Excerpt from – John Frame – “Certainty”
The question also arises in the religious context: can we know God with certainty? The Bible often tells us that Christians can, should, and do know God and the truths of revelation (Matt. 9:6, 11:27, 13:11, John 7:17, 8:32, 10:4-5, 14:17, 17:3, many other passages). Such passages present this knowledge, not as something tentative, but as a firm basis for life and hope.
Scripture uses the language of certainty more sparingly, but that is also present. Luke wants his correspondent Theophilus to know the ‘certainty’ (asphaleia) of the things he has been taught (Luke 1:4) and the ‘proofs’ (tekmeria) by which Jesus showed himself alive after his death (Acts 1:3). The centurion at the cross says ‘Certainly (ontos) this man was innocent’ (Luke 23:47, ESV).

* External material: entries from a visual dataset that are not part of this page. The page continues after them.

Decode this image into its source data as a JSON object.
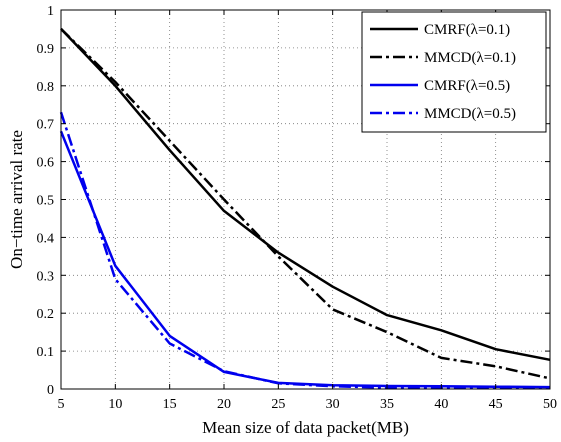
{
  "chart_data": {
    "type": "line",
    "xlabel": "Mean size of data packet(MB)",
    "ylabel": "On−time arrival rate",
    "xlim": [
      5,
      50
    ],
    "ylim": [
      0,
      1
    ],
    "x_ticks": [
      "5",
      "10",
      "15",
      "20",
      "25",
      "30",
      "35",
      "40",
      "45",
      "50"
    ],
    "y_ticks": [
      "0",
      "0.1",
      "0.2",
      "0.3",
      "0.4",
      "0.5",
      "0.6",
      "0.7",
      "0.8",
      "0.9",
      "1"
    ],
    "grid": true,
    "legend_position": "top-right",
    "x": [
      5,
      10,
      15,
      20,
      25,
      30,
      35,
      40,
      45,
      50
    ],
    "series": [
      {
        "name": "CMRF(λ=0.1)",
        "color": "#000000",
        "style": "solid",
        "values": [
          0.95,
          0.8,
          0.63,
          0.47,
          0.36,
          0.27,
          0.195,
          0.155,
          0.105,
          0.077
        ]
      },
      {
        "name": "MMCD(λ=0.1)",
        "color": "#000000",
        "style": "dashdot",
        "values": [
          0.95,
          0.81,
          0.655,
          0.5,
          0.35,
          0.21,
          0.15,
          0.082,
          0.06,
          0.028
        ]
      },
      {
        "name": "CMRF(λ=0.5)",
        "color": "#0000ee",
        "style": "solid",
        "values": [
          0.68,
          0.325,
          0.14,
          0.045,
          0.016,
          0.01,
          0.008,
          0.007,
          0.006,
          0.005
        ]
      },
      {
        "name": "MMCD(λ=0.5)",
        "color": "#0000ee",
        "style": "dashdot",
        "values": [
          0.73,
          0.29,
          0.12,
          0.047,
          0.015,
          0.007,
          0.004,
          0.003,
          0.002,
          0.002
        ]
      }
    ]
  }
}
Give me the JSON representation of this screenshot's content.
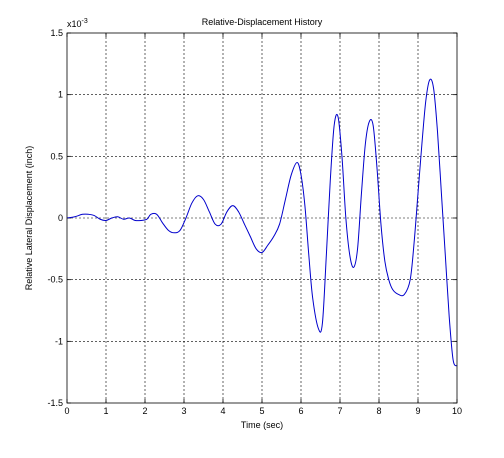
{
  "chart_data": {
    "type": "line",
    "title": "Relative-Displacement History",
    "xlabel": "Time (sec)",
    "ylabel": "Relative Lateral Displacement (inch)",
    "y_scale_label_base": "x10",
    "y_scale_label_exp": "-3",
    "xlim": [
      0,
      10
    ],
    "ylim": [
      -1.5,
      1.5
    ],
    "x_ticks": [
      0,
      1,
      2,
      3,
      4,
      5,
      6,
      7,
      8,
      9,
      10
    ],
    "x_tick_labels": [
      "0",
      "1",
      "2",
      "3",
      "4",
      "5",
      "6",
      "7",
      "8",
      "9",
      "10"
    ],
    "y_ticks": [
      1.5,
      1,
      0.5,
      0,
      -0.5,
      -1,
      -1.5
    ],
    "y_tick_labels": [
      "1.5",
      "1",
      "0.5",
      "0",
      "-0.5",
      "-1",
      "-1.5"
    ],
    "grid": true,
    "grid_style": "dashed",
    "line_color": "#0000cc",
    "series": [
      {
        "x": [
          0,
          0.2,
          0.4,
          0.55,
          0.7,
          0.85,
          1.0,
          1.15,
          1.3,
          1.45,
          1.6,
          1.75,
          1.9,
          2.05,
          2.15,
          2.3,
          2.45,
          2.6,
          2.75,
          2.9,
          3.05,
          3.2,
          3.35,
          3.5,
          3.65,
          3.8,
          3.95,
          4.1,
          4.25,
          4.4,
          4.55,
          4.7,
          4.85,
          5.0,
          5.15,
          5.3,
          5.45,
          5.6,
          5.75,
          5.9,
          6.0,
          6.1,
          6.2,
          6.3,
          6.45,
          6.55,
          6.65,
          6.75,
          6.85,
          6.95,
          7.05,
          7.15,
          7.25,
          7.35,
          7.45,
          7.55,
          7.65,
          7.75,
          7.85,
          7.95,
          8.05,
          8.15,
          8.25,
          8.35,
          8.5,
          8.65,
          8.8,
          8.9,
          9.0,
          9.1,
          9.2,
          9.3,
          9.4,
          9.5,
          9.6,
          9.7,
          9.8,
          9.9,
          10.0
        ],
        "values": [
          0.0,
          0.01,
          0.03,
          0.03,
          0.02,
          -0.01,
          -0.02,
          0.0,
          0.01,
          -0.01,
          0.0,
          -0.02,
          -0.02,
          -0.01,
          0.03,
          0.03,
          -0.04,
          -0.1,
          -0.12,
          -0.1,
          0.0,
          0.12,
          0.18,
          0.15,
          0.05,
          -0.05,
          -0.05,
          0.05,
          0.1,
          0.05,
          -0.05,
          -0.15,
          -0.25,
          -0.28,
          -0.22,
          -0.15,
          -0.05,
          0.15,
          0.35,
          0.45,
          0.35,
          0.1,
          -0.3,
          -0.65,
          -0.9,
          -0.85,
          -0.3,
          0.3,
          0.75,
          0.82,
          0.5,
          0.0,
          -0.3,
          -0.4,
          -0.25,
          0.2,
          0.6,
          0.78,
          0.75,
          0.4,
          -0.05,
          -0.35,
          -0.5,
          -0.58,
          -0.62,
          -0.62,
          -0.5,
          -0.2,
          0.2,
          0.6,
          0.95,
          1.12,
          1.05,
          0.7,
          0.2,
          -0.3,
          -0.8,
          -1.15,
          -1.2
        ]
      }
    ]
  }
}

The letter to the Hebrews says that God made a promise to Abraham, swearing by himself, for there was no one greater (6:13). So God both made a promise and confirmed it with an oath, ‘two unchangeable things, in which it is impossible for God to lie’ (verse 18). This is ‘a sure and steadfast anchor of the soul’ (verse 19). Similarly Paul (2 Tim. 3:16-17) and Peter (2 Pet. 1:19-21) speak of Scripture as God’s own words, which provide sure guidance in a world where false teaching abounds. God’s special revelation is certain, and we ought to be certain about it.
On the other hand, the Bible presents doubt largely negatively. It is a spiritual impediment, an obstacle to doing God’s work (Matt. 14:31, 21:21, 28:17, Acts 10:20, 11:12, Rom. 14:23, 1 Tim. 2:8, Jas. 1:6). In Matt. 14:31 and Rom. 14:23, it is the opposite of faith and therefore a sin. Of course, this sin, like other sins, may remain with us through our earthly life. But we should not be complacent about it. Just as the ideal for the Christian life is perfect holiness, the ideal for the Christian mind is absolute certainty about God’s revelation.
We should not conclude that doubt is always sinful. Matt. 14:31 and Rom. 14:23 (and indeed the others I have listed) speak of doubt in the face of clear special revelation. To doubt what God has clearly spoken to us is wrong. But in other situations, it is not wrong to doubt. In many cases, in fact, it is wrong for us to claim knowledge, much less certainty. Indeed, often the best course is to admit our ignorance (Deut. 29:29, Rom. 11:33-36). Paul is not wrong to express uncertainty about the number of people he baptized (1 Cor. 1:16). Indeed, James tells us, we are always ignorant of the future to some extent and we ought not to pretend we know more about it than we do (James 4:13-16). Job’s friends were wrong to think that they knew the reasons for his torment, and Job himself had to be humbled as God reminded him of his ignorance (Job 38-42).
In Christian epistemology, God’s word is the ultimate criterion of certainty. What God says must be true, for, as the letter to the Hebrews says, it is impossible for God to lie (Heb. 6:18, compare Tit. 1:2, 1 John 2:27). His Word is Truth (John 17:17, compare Ps. 33:4, 119:160). So God’s word is the criterion by which we can measure all other sources of knowledge.